Just as they lift to speak the actors will be edited out, so that all we see is characters breathing in. In the future, films will be cut precisely in the moment a first sound would have been audible from the mouth. The word will be separated from the body so that only a breath will be heard and seen.
It is an oral breath, not a nasal one.
Only then films will reconnect with themselves in a kind of second revolution since the introduction of the talkies. The films will not be silent however, on the contrary. The audio track will be of great importance. Because while in silent films the lips move and pretend to be able to speak, in the films of the future the actors’ mouths will only open. Thus, the film of the future will not be silent but incredibly eloquent.

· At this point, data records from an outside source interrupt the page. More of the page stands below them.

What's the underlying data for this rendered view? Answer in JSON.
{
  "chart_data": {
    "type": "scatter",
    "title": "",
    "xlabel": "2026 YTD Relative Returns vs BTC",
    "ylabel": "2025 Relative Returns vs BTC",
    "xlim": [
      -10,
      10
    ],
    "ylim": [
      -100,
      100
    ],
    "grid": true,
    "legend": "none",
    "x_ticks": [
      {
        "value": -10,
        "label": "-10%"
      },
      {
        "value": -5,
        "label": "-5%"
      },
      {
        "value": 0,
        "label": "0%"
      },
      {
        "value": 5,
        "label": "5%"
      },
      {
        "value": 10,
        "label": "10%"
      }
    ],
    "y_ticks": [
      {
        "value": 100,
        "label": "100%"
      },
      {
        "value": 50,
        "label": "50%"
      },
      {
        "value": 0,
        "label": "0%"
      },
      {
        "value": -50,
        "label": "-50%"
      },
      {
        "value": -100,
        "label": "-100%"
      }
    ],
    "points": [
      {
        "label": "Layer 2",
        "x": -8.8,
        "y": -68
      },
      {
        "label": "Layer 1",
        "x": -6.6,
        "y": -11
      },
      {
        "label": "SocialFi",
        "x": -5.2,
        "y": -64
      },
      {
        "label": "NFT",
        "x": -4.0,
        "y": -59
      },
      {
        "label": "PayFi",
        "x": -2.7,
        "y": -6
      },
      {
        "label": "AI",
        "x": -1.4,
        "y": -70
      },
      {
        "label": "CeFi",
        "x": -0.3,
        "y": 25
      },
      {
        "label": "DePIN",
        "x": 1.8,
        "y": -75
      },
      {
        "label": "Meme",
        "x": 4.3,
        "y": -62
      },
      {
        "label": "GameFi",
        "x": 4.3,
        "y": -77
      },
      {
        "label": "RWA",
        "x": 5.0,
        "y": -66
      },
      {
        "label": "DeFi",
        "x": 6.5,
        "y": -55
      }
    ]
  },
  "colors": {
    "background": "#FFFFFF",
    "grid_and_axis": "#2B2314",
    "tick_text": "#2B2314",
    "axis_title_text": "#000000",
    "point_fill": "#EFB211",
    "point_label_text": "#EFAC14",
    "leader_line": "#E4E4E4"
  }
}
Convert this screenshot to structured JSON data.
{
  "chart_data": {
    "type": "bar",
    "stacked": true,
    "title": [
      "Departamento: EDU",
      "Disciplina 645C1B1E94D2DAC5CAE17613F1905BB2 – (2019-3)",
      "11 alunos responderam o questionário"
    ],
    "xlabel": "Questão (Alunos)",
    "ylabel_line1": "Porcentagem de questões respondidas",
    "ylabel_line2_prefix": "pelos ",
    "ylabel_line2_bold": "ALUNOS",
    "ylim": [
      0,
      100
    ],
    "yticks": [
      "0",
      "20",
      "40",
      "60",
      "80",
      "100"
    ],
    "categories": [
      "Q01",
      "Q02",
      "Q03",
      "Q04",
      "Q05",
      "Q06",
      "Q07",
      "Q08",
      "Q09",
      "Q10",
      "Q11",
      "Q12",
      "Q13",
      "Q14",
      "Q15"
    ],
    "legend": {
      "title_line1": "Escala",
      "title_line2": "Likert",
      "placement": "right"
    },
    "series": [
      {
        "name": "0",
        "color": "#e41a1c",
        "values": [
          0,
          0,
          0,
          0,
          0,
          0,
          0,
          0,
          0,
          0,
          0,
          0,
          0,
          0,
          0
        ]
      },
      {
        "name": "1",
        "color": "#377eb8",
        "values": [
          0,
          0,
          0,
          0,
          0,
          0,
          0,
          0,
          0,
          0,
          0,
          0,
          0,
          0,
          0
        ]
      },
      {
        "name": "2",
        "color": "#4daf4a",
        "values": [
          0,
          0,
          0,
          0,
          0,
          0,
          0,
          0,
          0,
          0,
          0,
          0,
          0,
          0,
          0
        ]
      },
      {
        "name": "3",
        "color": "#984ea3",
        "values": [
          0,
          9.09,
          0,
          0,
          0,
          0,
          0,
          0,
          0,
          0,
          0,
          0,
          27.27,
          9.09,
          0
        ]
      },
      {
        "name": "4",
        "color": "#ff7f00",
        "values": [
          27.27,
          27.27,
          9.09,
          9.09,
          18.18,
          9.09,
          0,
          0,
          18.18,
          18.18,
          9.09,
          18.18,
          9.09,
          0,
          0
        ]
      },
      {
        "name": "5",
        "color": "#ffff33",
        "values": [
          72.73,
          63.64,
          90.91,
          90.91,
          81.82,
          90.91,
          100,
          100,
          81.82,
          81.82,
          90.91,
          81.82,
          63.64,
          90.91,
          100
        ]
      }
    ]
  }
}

At first, one will start work on the classics. Let’s take SOLARIS as an example. They’ll cut out all dialogue and make the film more complete with every cut. Thus only breathing people are left. A close up of the face, the mouth slightly opening. Everything has already been said, and every word lies hidden behind these lips. The pneumatic SOLARIS will thus become a new paradigm. Then all the other films will be cut and therefore become complete. AL DI LÀ DELLE NÙVOLE, a late work of the moribund Michelangelo Antonioni, will get by entirely without dialogue, it will become much better, and much bigger. Only footsteps emerging from the noisy traffic, walking up a large staircase to the door of an apartment, we hear a knock, the sound of a door opening, then the piano. Close-up. The heads of a man and a woman turning to one another. These cuts will at first be referred to as cracks in the word-image-sense, and this necessitates an aesthetics of the breathed word that will have to be written, so that everything, everything can be understood. Of course, films with spoken dialogue will continue to be produced, they will be called B-movies.
Better known as blabla films.
There will be others where captions will be blended in, a lousy attempt to get in between the images, to smuggle the sense of words in between the breaths. Some will try to equate pneumo films with pornography, confusing the wordless moaning, absurd groaning, the lustful panting on display with the breath of pre-meaning. The mouth of pornography is one which must be stuffed, and this closure of openings will have nothing to do with the potentiality of speech, which in principle will remain inconclusive, just like the film in general.
As a result the entire acting profession will change. The mouth that breathes will now be called beautiful. A new notion of rhythm: when will the actor close his mouth again? An entire art of inhalation: soundless, or slowly taking in the air, or done so that the soft palate vibrates and a quiet but audible plosive is heard, or by inhaling the air through trembling lips in order to create a slight wind? These will be the nuances that will count.